High Expectations, Bitter Politics Ahead Of Trump's First Oval Office Address

President Donald Trump will take his case directly to the American public Tuesday night and deliver a prime-time address on what the White House and others have identified as a "humanitarian and security crisis" at the southern border.

The White House formally requested that the major television networks interrupt their regularly scheduled programming to air his speech from the Oval Office. The big four, ABC, CBS, NBC and Fox, spent time deliberating and ultimately agreed to broadcast the address. The decision set off a bitter partisan battle over network coverage of the president and has fueled already high expectations forTrump's first formal address from the Oval Office.

Ahead of the 9 p.m. ET speech, critics challenged Trump's underlying claim of an actual crisis at the southern border, undermining the stated purpose of the address.

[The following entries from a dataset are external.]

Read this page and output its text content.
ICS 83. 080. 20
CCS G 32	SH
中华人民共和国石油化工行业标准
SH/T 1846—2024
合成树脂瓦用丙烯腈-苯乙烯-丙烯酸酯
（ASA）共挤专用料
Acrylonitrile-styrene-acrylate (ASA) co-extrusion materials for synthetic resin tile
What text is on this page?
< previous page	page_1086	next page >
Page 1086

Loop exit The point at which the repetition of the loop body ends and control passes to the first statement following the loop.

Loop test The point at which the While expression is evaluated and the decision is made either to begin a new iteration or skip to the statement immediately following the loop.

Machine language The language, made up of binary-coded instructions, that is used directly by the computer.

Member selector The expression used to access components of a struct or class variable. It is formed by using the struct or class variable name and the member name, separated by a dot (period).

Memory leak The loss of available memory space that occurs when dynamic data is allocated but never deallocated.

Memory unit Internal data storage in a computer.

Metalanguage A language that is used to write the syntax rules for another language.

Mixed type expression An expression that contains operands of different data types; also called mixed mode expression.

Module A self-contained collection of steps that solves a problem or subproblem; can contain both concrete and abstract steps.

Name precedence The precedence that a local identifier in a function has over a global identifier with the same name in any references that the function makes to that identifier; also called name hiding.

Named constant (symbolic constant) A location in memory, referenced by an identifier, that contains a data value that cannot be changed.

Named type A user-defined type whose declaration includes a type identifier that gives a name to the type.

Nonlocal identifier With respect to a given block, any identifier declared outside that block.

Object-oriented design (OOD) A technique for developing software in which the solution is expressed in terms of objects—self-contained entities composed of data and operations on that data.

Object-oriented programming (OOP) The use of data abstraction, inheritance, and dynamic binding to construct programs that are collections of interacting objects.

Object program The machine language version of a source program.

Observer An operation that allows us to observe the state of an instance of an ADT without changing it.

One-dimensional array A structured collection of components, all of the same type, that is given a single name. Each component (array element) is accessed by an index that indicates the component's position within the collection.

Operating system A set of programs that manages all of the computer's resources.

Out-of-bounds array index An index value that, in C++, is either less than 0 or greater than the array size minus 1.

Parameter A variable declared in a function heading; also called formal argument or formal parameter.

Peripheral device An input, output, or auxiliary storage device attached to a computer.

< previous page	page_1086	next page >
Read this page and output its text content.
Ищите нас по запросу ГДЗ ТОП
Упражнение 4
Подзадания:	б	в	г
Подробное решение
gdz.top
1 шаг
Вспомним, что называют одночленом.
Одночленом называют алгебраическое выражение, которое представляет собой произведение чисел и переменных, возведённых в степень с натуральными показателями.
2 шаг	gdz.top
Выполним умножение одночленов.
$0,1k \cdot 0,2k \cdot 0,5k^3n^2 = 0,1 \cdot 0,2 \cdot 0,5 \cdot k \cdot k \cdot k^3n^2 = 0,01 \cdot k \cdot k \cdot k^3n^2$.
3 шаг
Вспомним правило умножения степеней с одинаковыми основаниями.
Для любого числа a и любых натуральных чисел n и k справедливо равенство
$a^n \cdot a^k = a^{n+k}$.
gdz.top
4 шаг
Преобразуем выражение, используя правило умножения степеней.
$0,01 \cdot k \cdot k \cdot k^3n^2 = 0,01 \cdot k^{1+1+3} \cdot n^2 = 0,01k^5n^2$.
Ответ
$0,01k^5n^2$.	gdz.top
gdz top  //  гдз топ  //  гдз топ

Some argued the president will use his airtime to set the stage for, or actually declare, a national emergency and assert a host of emergency powers.

If Trump is going to move the needle of public opinion in his favor, he will have to expand the debate beyond the confines of a "partisan food fight" and inform a larger conversation about border security, explained Ford O'Connell, a Republican strategist and political commentator.

"This is a case where, despite what people think of Donald Trump, he does have the facts on his side," O'Connell said, noting a number of news reports acknowledging a crisis on the southern border. "But he is going to have to make the case to the people who are not necessarily as partisan as the hard Rs and hard Ds. I think that is going to be the key here."